What is asymmetric quantization and why doesn't 2-bit kill quality?

In regular 2-bit quantization, all weights compress to 2 bits — the model loses precision and often stops reliably calling tools. ds4 does it differently: only MoE up/gate (IQ2_XXS) and down (Q2_K) are 2-bit quantized, which take up most of the weight. Shared experts, projections, and routing stay in Q8 — these are sensitive parts where precision loss is costly. In practice, 2-bit Q2 reliably works with coding agents, as confirmed by tests against official API logits.

Disk KV cache — is it just swapping?

No. The inference session state (KV checkpoint) is serialized to a file with SHA1 of token IDs as the key. When an agent client sends the next request with the same prefix (Claude Code typically sends ~25K system prompt tokens each time), the server doesn't do pre-fill from scratch — it restores the checkpoint from disk.
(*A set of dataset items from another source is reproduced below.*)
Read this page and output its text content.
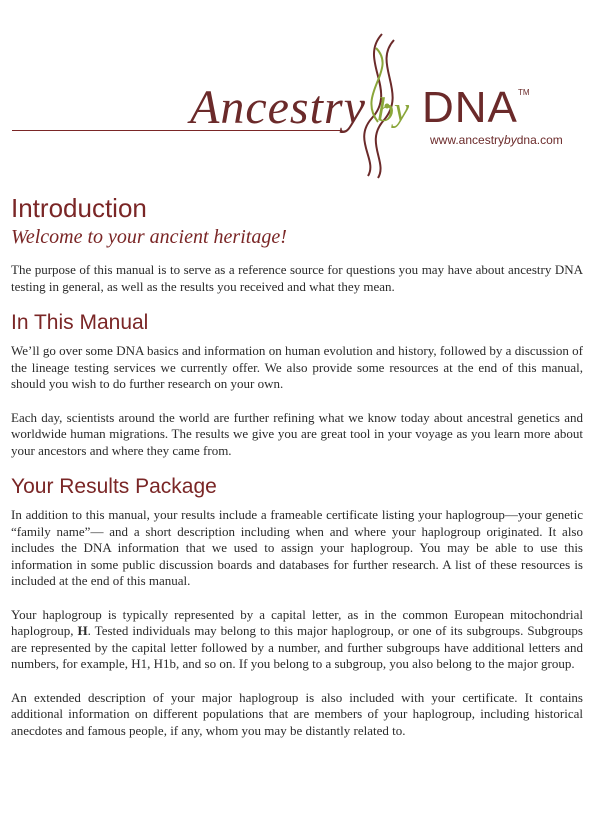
Ancestry by DNA TM
www.ancestrybydna.com
Introduction
Welcome to your ancient heritage!

The purpose of this manual is to serve as a reference source for questions you may have about ancestry DNA testing in general, as well as the results you received and what they mean.

In This Manual

We’ll go over some DNA basics and information on human evolution and history, followed by a discussion of the lineage testing services we currently offer. We also provide some resources at the end of this manual, should you wish to do further research on your own.

Each day, scientists around the world are further refining what we know today about ancestral genetics and worldwide human migrations. The results we give you are great tool in your voyage as you learn more about your ancestors and where they came from.

Your Results Package

In addition to this manual, your results include a frameable certificate listing your haplogroup—your genetic “family name”— and a short description including when and where your haplogroup originated. It also includes the DNA information that we used to assign your haplogroup. You may be able to use this information in some public discussion boards and databases for further research. A list of these resources is included at the end of this manual.

Your haplogroup is typically represented by a capital letter, as in the common European mitochondrial haplogroup, H. Tested individuals may belong to this major haplogroup, or one of its subgroups. Subgroups are represented by the capital letter followed by a number, and further subgroups have additional letters and numbers, for example, H1, H1b, and so on. If you belong to a subgroup, you also belong to the major group.

An extended description of your major haplogroup is also included with your certificate. It contains additional information on different populations that are members of your haplogroup, including historical anecdotes and famous people, if any, whom you may be distantly related to.
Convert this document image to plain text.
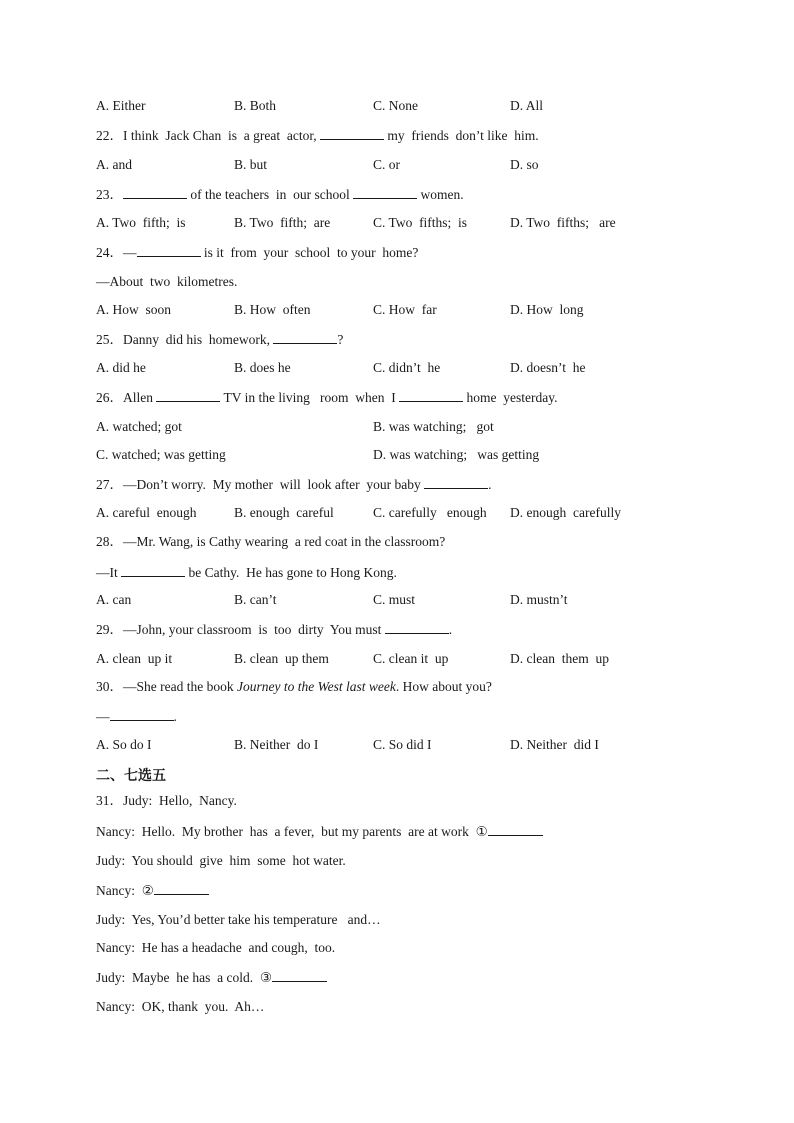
A. Either	B. Both	C. None	D. All
22．I think  Jack Chan  is  a great  actor,	my  friends  don’t like  him.
A. and	B. but	C. or	D. so
23．	of the teachers  in  our school	women.
A. Two  fifth;  is	B. Two  fifth;  are	C. Two  fifths;  is	D. Two  fifths;   are
24．—	is it  from  your  school  to your  home?
—About  two  kilometres.
A. How  soon	B. How  often	C. How  far	D. How  long
25．Danny  did his  homework,	?
A. did he	B. does he	C. didn’t  he	D. doesn’t  he
26．Allen	TV in the living   room  when  I	home  yesterday.
A. watched; got	B. was watching;   got
C. watched; was getting	D. was watching;   was getting
27．—Don’t worry.  My mother  will  look after  your baby	.
A. careful  enough	B. enough  careful	C. carefully   enough D. enough  carefully
28．—Mr. Wang, is Cathy wearing  a red coat in the classroom?
—It	be Cathy.  He has gone to Hong Kong.
A. can	B. can’t	C. must	D. mustn’t
29．—John, your classroom  is  too  dirty  You must	.
A. clean  up it	B. clean  up them	C. clean it  up	D. clean  them  up
30．—She read the book Journey to the West last week. How about you?
—	.
A. So do I	B. Neither  do I	C. So did I	D. Neither  did I
二、七选五
31．Judy:  Hello,  Nancy.
Nancy:  Hello.  My brother  has  a fever,  but my parents  are at work  ①
Judy:  You should  give  him  some  hot water.
Nancy:  ②
Judy:  Yes, You’d better take his temperature   and…
Nancy:  He has a headache  and cough,  too.
Judy:  Maybe  he has  a cold.  ③
Nancy:  OK, thank  you.  Ah…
This is the difference between "4 seconds to first token" and "60 seconds to first token" on a long prompt.

How is this better than OpenAI/Anthropic API?

Not better — just different. Cloud API is always faster, more reliable, and the models are smarter (current frontier is Sonnet 4.6, Opus 4.6, GPT 5.5). ds4 on DeepSeek V4 Flash is "quasi-frontier" with three advantages: zero rubles per token, full data control, offline operation. Suits private projects, agent experiments, and work on an airplane. Doesn't suit you if you need maximum accuracy or work with context that won't fit on your Mac.